Comme pour mieux mettre en évidence les conséquences du jeu, Quantic a la brillante idée d’intégrer différents arbres possibles à la fin de chaque chapitre, en pointant du doigt ceux que vous avez manqués, mais en les grisant, vous empêchant de comprendre leur nature exacte. Ce processus n’est pas seulement un moyen facile pour le joueur de comprendre les choix qu’il pourrait faire, il lui fait surtout prendre conscience du nombre astronomique de possibilités qu’une seule scène contient. De plus, ces revues peuvent vous permettre de mieux comprendre comment les actions les plus anodines prises dans le chapitre précédent peuvent ouvrir des voies entièrement nouvelles.

Qu’il s’agisse d’une action à effectuer ou d’un choix de dialogue, le jeu considère chaque décision, mais ne permet jamais au joueur de faire des erreurs. Dans Heavy Rain ou Beyond : Two Souls, les joueurs peuvent immédiatement regretter une décision sachant d’avance que choisir une voie ou une autre dans le dialogue conduira à une « mauvaise fin », ce qui n’est pas le cas à Detroit. Les choix proposés, notamment dans les dialogues, sont toujours parfaitement placés dans leur contexte et plus subtils que les précédentes œuvres de Quantic Dream. Le joueur est donc content de pouvoir prendre des décisions similaires aux siennes de manière extrêmement naturelle.

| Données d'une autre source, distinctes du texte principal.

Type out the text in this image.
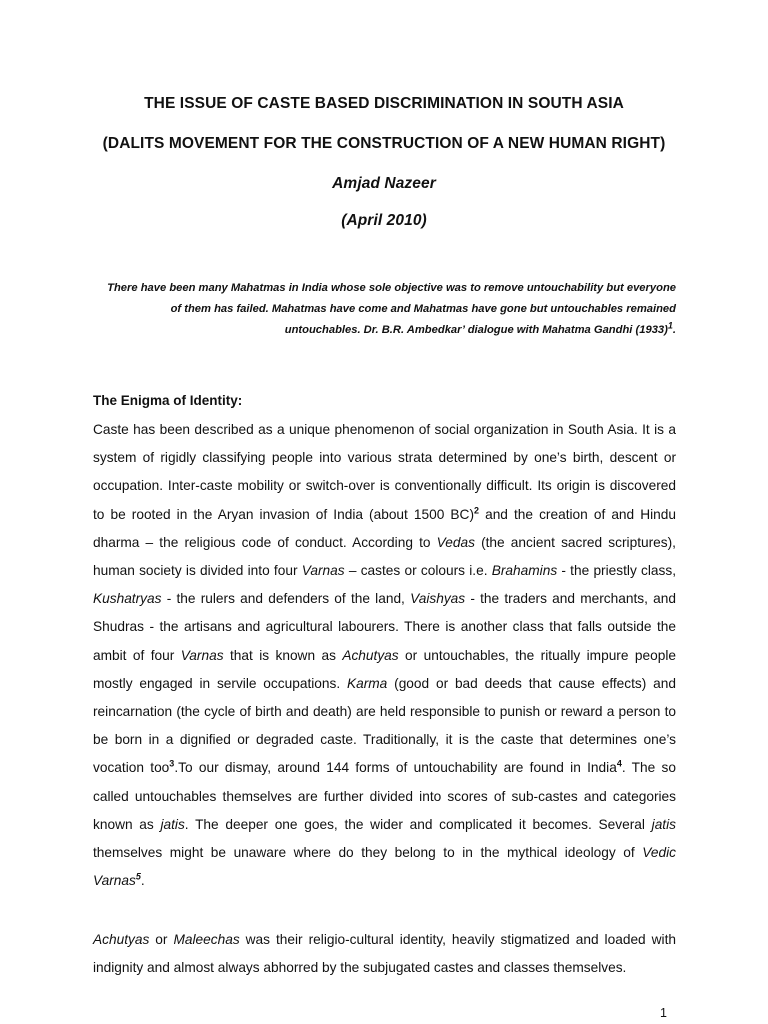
THE ISSUE OF CASTE BASED DISCRIMINATION IN SOUTH ASIA
(DALITS MOVEMENT FOR THE CONSTRUCTION OF A NEW HUMAN RIGHT)
Amjad Nazeer
(April 2010)
There have been many Mahatmas in India whose sole objective was to remove untouchability but everyone
of them has failed. Mahatmas have come and Mahatmas have gone but untouchables remained
untouchables. Dr. B.R. Ambedkar’ dialogue with Mahatma Gandhi $(1933)^1$.
The Enigma of Identity:
Caste has been described as a unique phenomenon of social organization in South Asia. It is a system of rigidly classifying people into various strata determined by one’s birth, descent or occupation. Inter-caste mobility or switch-over is conventionally difficult. Its origin is discovered to be rooted in the Aryan invasion of India (about 1500 BC)$^2$ and the creation of and Hindu dharma – the religious code of conduct. According to Vedas (the ancient sacred scriptures), human society is divided into four Varnas – castes or colours i.e. Brahamins - the priestly class, Kushatryas - the rulers and defenders of the land, Vaishyas - the traders and merchants, and Shudras - the artisans and agricultural labourers. There is another class that falls outside the ambit of four Varnas that is known as Achutyas or untouchables, the ritually impure people mostly engaged in servile occupations. Karma (good or bad deeds that cause effects) and reincarnation (the cycle of birth and death) are held responsible to punish or reward a person to be born in a dignified or degraded caste. Traditionally, it is the caste that determines one’s vocation too$^3$.To our dismay, around 144 forms of untouchability are found in India$^4$. The so called untouchables themselves are further divided into scores of sub-castes and categories known as jatis. The deeper one goes, the wider and complicated it becomes. Several jatis themselves might be unaware where do they belong to in the mythical ideology of Vedic Varnas$^5$.
Achutyas or Maleechas was their religio-cultural identity, heavily stigmatized and loaded with indignity and almost always abhorred by the subjugated castes and classes themselves.
1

Il priera pour éviter des choix qui mènent au désastre pour son parti, tout en croyant qu’il a choisi une voie qui correspond à ses sentiments.

Diverses situations qui mettent le joueur dans un état de haute tension

Dans toutes les situations, Quantic Dream sait activer les bonnes astuces pour donner aux joueurs un profond sentiment d’engagement en les plaçant dans des situations à haute tension, notamment en proposant des choix chronométrés et des QTE. La difficulté et les enjeux dramatiques que traversent tous les personnages du jeu, et la conscience aiguë que chaque erreur ou mauvais choix modifiera souvent radicalement le cours des événements, créent une peur panique chez le joueur qu’il devra essayer de rester calme autant que possible Sortir d’une mauvaise situation.

C’est aussi plus utile pour débloquer (preuves cachées, bonne observation de l’environnement…) que lutter contre les QTE, par exemple, pour trouver tout le sel à Détroit. L’action contextuelle manque de challenge, et si la vie ou la mort d’un personnage dépend parfois du succès de ces QTE, leurs conséquences finissent par être faibles et servent plus à inspirer la scène qu’à la modifier en profondeur.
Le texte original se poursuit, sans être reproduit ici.